Behind the scenes of a library storytime
I love sharing stories with children. One of my favorite parts of being a children’s librarian is the preschool storytimes every week. But putting on a library storytime is not as easy as you might think. Here’s a snapshot of how I prepare for a weekly storytime:
Years, months and weeks before…
Thanks to a grant from the Alaska State Library, Anchorage Public Library has a supply of READ IT, READ IT Storypackets. The packets include eight books, a puppet or prop, a related CD, and suggested fingerplays and songs that are all based on a theme – like fish or snakes or winter - and stored in a green bag. These bags, the same ones you can check out and bring home to share with your kids, are the foundation for weekly storytimes.
In the months before a storytime series begins, librarians review the packets, adding newer books, and supplementing flannel board and magnetic board stories. Then the packets are checked out by APL youth services staff, so they can be routed around to the various neighborhood libraries for weekly programs.
Days and hours before…
The first thing I do each week is review the books and supplementary materials inside the bag. I decide which titles I want to share and practice reading the books silently. As I read, I think about ways to get the kids to join in. Maybe they can repeat a rhythmic phrase with me. Or roar when I ask, “What does the lion say?” Or make an imaginary snowball to toss or place in their pocket, like Peter in The Snowy Day. If there are any particularly challenging, tongue-tying sections, I practice reading them aloud.

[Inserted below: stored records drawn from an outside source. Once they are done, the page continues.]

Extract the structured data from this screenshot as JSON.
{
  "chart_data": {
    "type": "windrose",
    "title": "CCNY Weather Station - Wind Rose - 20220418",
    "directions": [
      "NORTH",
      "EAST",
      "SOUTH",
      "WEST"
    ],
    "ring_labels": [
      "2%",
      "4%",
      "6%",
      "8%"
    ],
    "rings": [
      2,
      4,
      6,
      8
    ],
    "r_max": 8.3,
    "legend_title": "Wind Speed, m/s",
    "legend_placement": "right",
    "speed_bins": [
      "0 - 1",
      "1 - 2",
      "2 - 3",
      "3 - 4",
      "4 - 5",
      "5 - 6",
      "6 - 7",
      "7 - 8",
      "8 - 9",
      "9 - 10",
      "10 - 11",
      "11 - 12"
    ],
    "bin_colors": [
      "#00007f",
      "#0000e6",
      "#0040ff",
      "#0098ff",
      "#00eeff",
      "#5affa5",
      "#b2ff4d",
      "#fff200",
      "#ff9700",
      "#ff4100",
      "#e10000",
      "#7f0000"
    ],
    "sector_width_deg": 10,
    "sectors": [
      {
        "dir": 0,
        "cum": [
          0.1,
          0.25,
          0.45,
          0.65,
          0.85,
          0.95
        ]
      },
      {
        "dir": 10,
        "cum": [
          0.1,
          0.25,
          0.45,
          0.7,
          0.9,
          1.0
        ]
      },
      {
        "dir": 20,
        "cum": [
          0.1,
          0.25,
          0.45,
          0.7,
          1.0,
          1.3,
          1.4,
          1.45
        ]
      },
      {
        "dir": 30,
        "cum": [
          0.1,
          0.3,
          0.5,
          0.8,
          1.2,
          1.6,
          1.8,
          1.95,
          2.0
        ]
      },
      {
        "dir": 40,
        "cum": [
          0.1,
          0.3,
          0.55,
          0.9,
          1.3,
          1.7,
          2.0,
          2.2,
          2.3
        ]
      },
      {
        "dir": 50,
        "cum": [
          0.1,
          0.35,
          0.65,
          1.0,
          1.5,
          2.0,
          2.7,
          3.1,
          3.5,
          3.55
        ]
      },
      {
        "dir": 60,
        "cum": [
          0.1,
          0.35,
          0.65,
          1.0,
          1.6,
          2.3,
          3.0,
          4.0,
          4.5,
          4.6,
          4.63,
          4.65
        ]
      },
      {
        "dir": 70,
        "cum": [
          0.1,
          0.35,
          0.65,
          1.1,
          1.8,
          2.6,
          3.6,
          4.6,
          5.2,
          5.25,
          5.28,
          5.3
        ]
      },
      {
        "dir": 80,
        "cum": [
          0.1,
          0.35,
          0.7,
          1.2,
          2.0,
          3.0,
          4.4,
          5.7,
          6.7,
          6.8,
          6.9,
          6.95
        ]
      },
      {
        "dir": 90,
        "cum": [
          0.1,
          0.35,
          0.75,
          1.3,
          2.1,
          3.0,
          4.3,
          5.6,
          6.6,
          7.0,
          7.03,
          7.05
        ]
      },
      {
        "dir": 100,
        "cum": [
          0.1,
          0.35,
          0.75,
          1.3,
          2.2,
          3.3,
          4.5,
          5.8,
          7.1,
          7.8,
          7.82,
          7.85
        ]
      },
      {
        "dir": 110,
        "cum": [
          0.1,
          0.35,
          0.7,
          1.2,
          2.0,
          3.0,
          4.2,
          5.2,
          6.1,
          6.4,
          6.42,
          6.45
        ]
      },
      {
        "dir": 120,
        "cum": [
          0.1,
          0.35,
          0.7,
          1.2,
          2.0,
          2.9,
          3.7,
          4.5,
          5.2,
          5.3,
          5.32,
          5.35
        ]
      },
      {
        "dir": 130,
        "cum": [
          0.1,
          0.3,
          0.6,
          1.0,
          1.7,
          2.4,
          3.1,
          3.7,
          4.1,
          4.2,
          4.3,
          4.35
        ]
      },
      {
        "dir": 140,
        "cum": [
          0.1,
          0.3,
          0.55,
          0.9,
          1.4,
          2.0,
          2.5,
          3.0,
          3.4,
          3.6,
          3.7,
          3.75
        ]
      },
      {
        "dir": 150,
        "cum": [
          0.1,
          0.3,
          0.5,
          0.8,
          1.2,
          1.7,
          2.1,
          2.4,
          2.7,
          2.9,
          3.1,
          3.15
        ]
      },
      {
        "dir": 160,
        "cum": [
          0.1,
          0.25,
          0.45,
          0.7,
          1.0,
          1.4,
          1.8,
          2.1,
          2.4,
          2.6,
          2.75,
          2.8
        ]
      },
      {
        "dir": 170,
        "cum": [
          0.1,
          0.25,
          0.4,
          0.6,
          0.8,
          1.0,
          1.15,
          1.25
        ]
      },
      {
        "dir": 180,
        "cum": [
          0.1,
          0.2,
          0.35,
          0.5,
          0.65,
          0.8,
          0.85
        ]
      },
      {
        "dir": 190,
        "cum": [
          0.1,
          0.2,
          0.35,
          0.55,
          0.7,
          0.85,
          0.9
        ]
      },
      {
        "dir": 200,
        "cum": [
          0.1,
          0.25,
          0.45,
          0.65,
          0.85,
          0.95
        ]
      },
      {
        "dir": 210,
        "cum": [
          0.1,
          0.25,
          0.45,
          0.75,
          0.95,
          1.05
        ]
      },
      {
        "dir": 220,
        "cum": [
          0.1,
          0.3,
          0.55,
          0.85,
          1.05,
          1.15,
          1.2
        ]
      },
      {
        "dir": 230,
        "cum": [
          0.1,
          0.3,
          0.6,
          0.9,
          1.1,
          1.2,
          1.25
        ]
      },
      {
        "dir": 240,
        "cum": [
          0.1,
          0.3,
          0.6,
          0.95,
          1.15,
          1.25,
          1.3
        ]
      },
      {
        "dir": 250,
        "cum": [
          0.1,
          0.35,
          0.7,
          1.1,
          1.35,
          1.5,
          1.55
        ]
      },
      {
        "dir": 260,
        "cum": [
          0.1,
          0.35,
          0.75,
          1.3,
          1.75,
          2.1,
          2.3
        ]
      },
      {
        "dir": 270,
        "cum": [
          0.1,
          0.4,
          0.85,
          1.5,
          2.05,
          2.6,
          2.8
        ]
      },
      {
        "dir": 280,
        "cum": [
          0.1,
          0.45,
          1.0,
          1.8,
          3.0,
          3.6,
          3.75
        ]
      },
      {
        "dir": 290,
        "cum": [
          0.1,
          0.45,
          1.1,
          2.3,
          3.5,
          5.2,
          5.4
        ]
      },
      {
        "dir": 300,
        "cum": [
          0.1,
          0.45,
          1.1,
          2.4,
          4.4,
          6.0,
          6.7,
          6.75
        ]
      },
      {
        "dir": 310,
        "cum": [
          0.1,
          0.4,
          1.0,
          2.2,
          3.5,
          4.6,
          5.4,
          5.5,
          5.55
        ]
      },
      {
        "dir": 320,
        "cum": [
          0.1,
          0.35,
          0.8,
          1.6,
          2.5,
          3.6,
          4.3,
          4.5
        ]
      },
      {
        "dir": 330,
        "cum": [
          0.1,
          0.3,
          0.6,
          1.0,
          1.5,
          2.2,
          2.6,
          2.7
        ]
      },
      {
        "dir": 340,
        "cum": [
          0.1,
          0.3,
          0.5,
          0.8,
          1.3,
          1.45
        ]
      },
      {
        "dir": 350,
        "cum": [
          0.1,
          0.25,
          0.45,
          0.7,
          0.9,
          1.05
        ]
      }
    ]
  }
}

Preschoolers love routine so I keep the same beginning, middle and end storytime structure for familiarity. But I also like to incorporate a new fingerplay or song each week. And I am not tied to matching the theme. Sometimes the weather that week will strike a chord, or a holiday on the horizon brings to mind a particular song or stretch.
I think of myself as a choreographer of the storytime. If a particular story arouses rowdiness, I may follow with a lively song and stretch, and then choose a quieting fingerplay to transition into the next book. While I have a general sense of what I am going to do, I don’t follow a rigid outline. I prefer to respond to the energy of the group. After several decades as a children’s librarian, I have quite a large “bag of tricks” with lots of songs and fingerplays that I can draw from memory on a moment’s notice.

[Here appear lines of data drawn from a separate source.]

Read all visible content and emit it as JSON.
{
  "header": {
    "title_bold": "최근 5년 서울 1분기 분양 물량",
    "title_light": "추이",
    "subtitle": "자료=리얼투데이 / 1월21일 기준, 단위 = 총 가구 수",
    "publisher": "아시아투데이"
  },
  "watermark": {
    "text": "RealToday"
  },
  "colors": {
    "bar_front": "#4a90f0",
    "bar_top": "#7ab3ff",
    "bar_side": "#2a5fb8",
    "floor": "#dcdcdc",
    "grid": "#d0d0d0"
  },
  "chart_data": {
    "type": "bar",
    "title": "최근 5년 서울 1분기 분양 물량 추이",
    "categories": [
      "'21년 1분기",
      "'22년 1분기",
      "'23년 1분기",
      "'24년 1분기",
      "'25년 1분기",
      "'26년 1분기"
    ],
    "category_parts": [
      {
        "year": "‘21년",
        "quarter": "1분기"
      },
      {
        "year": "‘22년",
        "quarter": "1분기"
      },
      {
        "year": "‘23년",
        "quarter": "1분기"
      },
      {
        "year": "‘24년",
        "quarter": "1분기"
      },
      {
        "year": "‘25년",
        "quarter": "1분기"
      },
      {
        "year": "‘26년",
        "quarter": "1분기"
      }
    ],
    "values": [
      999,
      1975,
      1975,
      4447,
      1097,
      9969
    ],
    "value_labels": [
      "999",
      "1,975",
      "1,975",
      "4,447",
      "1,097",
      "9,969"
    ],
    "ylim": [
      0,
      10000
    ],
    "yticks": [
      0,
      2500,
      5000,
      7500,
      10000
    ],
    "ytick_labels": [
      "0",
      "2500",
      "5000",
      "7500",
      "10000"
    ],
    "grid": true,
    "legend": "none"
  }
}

I like to close the reading portion of the storytime by telling a story or sharing a song with the use of a flannel board, magnetic board, or a prop of some kind. Almost always, these are interactive in nature to encourage children and families to sing and tell stories at home. Moving away from the pages of a book to tell a story is unfamiliar and a little uncomfortable for some. However, we are all storytellers at heart. A little encouragement can yield some amazing stories.
I set up the room with my selection of stories in a woven bag. I turn on the lights and check the outlets for outlet covers. I turn on some welcoming music on the CD player. Then, with my greeting puppet, Gerri the Giraffe, on hand, I open the door to welcome you to another fun-filled storytime. I’ll see you there!